他们本想着栽赃四友,拿住对方后安个罪名,再从狱中当意外处理掉,现在这个结果,搞得像四友当场灭口了一样!
而且曹昂活着的消息传来,有些和曹昂关系极为死硬,但不得不投靠曹丕的士族,也开始暗暗动了心思。
毕竟投靠曹丕的人多,他们分到的蛋糕其实并不多,若是将来和曹昂攀上关系,即使曹营事败,他们凭着和曹昂的关系,说不定也能分上一杯羹!
这些人之所以动了这种心思,其实和后世官渡之战一样,归根结底是因为曹营现在表现出了颓势,让士族们看不到赢的希望,所以开始考虑退路了。
而且同时流传的谣言中,更是有直指曹丕急不可耐,想要暗害曹操,直接登上魏王之位的指控。
这几个谣言绘声绘色,细节极为精细,不是曹操身边的人,根本不可能知道某些关节,这话传到曹丕派的耳朵里,他们一致认为,这很有可能是曹植派所为,因为也只有曹植,才能知道的这么清楚!
这预示着曹植派图穷匕见了,这是对曹丕派先前动手的报复!
邺城之中一片混乱,急需曹操出面平定局面,偏偏曹操身体一直不见好,这让很多人心中升起了一个念头。
这样下去,邺城是不是守不住了?
某处秘密宅邸里面,有三人聚在一起商议。
荀攸一脸气愤,出声道:“关于二公子的谣言,实在是太离谱了!”
“这个时候,是争夺冀州的关键时期,二公子怎么会不顾大局,在药中下毒,暗害魏王?”
他看向对面的司马懿,见对方低着头,似乎在神游物外。
对钟繇让司马懿参加这次密议,荀攸是颇为意外的,之前大部分时候,都是钟繇荀攸两人商议,但如今这个局面却是被打破了,荀攸心中在想,钟繇对司马懿如此器重信任,到底其中有什么原因?

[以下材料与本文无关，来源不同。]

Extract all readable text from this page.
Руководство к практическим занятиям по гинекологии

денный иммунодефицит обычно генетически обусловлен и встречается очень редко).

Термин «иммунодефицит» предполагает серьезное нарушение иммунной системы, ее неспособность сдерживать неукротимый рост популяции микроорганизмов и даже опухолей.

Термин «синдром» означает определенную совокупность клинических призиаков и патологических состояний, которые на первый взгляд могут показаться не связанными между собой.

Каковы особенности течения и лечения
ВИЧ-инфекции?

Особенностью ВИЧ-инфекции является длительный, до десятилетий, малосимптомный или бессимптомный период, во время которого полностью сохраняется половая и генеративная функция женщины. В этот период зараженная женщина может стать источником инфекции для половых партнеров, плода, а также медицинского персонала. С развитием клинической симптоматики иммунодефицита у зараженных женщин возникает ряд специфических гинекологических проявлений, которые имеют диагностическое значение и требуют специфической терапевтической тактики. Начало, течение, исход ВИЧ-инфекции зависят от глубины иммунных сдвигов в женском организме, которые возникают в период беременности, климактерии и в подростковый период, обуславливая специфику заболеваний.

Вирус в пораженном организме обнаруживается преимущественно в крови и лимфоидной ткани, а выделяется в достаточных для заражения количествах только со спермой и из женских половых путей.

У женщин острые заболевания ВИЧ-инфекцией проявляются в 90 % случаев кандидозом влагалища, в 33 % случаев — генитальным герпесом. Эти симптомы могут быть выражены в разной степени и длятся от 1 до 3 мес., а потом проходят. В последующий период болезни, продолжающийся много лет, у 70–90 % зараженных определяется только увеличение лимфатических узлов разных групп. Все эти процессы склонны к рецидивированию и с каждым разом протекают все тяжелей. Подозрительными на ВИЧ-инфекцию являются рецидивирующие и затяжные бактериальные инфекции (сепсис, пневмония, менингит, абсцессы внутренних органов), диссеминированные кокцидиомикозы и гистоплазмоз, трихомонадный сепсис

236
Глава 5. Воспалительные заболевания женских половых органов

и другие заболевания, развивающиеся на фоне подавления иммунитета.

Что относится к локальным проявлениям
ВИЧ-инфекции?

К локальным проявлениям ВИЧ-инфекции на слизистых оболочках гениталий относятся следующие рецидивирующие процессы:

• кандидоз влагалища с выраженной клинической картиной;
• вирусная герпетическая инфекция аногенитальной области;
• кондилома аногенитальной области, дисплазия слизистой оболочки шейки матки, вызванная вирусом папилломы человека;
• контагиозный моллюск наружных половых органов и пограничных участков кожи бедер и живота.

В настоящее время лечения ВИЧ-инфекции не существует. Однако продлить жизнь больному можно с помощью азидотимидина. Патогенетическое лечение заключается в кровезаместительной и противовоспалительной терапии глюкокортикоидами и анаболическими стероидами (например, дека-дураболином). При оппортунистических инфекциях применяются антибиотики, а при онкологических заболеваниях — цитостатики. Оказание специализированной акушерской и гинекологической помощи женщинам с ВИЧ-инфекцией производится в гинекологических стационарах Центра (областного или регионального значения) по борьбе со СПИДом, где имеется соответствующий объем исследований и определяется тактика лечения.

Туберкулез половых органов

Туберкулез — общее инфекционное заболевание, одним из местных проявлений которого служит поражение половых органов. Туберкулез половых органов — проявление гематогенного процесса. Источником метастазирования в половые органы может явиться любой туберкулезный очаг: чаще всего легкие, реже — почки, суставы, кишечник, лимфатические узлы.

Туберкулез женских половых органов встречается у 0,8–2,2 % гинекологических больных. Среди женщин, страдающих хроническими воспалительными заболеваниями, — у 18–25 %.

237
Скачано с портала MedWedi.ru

此时钟繇的声音响起,“问题就在于,这个谣言是真的。”
“什么!”荀攸大惊,这内情他根本不知道!
他失声道:“魏公的药里真有毒?”
“还和二公子有关?”
钟繇面色凝重,“虽然可能不是毒药,但肯定是有问题的。”
“而且是卞夫人尝过药后,发现味道不对,命人去查,最后才发现的。”
“但期间找了好几个医士,都没有辨认出里面到底加了什么,后来让人把药汁吃下去,似乎也没有什么异常。”
“但凶虎手下,本来就有些医术极为高超之人,不排除是他找人下毒的可能。”
荀攸奇道:“那怎么和二公子扯上了关系?”
钟繇道:“因为有人目击二公子出现在了药房里。”
荀攸头痛,这也太凑巧了一些,但这是卞夫人发现的,总不能是她陷害自己亲生儿子吧?
他看向司马懿,发现其脸上没有露出丝毫意外的神色,不禁奇道:“仲达早就听说了?”
司马懿摇头,“我也是刚从相国口中听到。”
荀攸更奇,“你好像早就猜到了?”
司马懿解释道:“既然是流言,那自然是有心之人放出来的。”
“在这个时候,虚假的流言很容易被戳破,次数多了,反而会让人拒绝相信,从而让流言失去作用。”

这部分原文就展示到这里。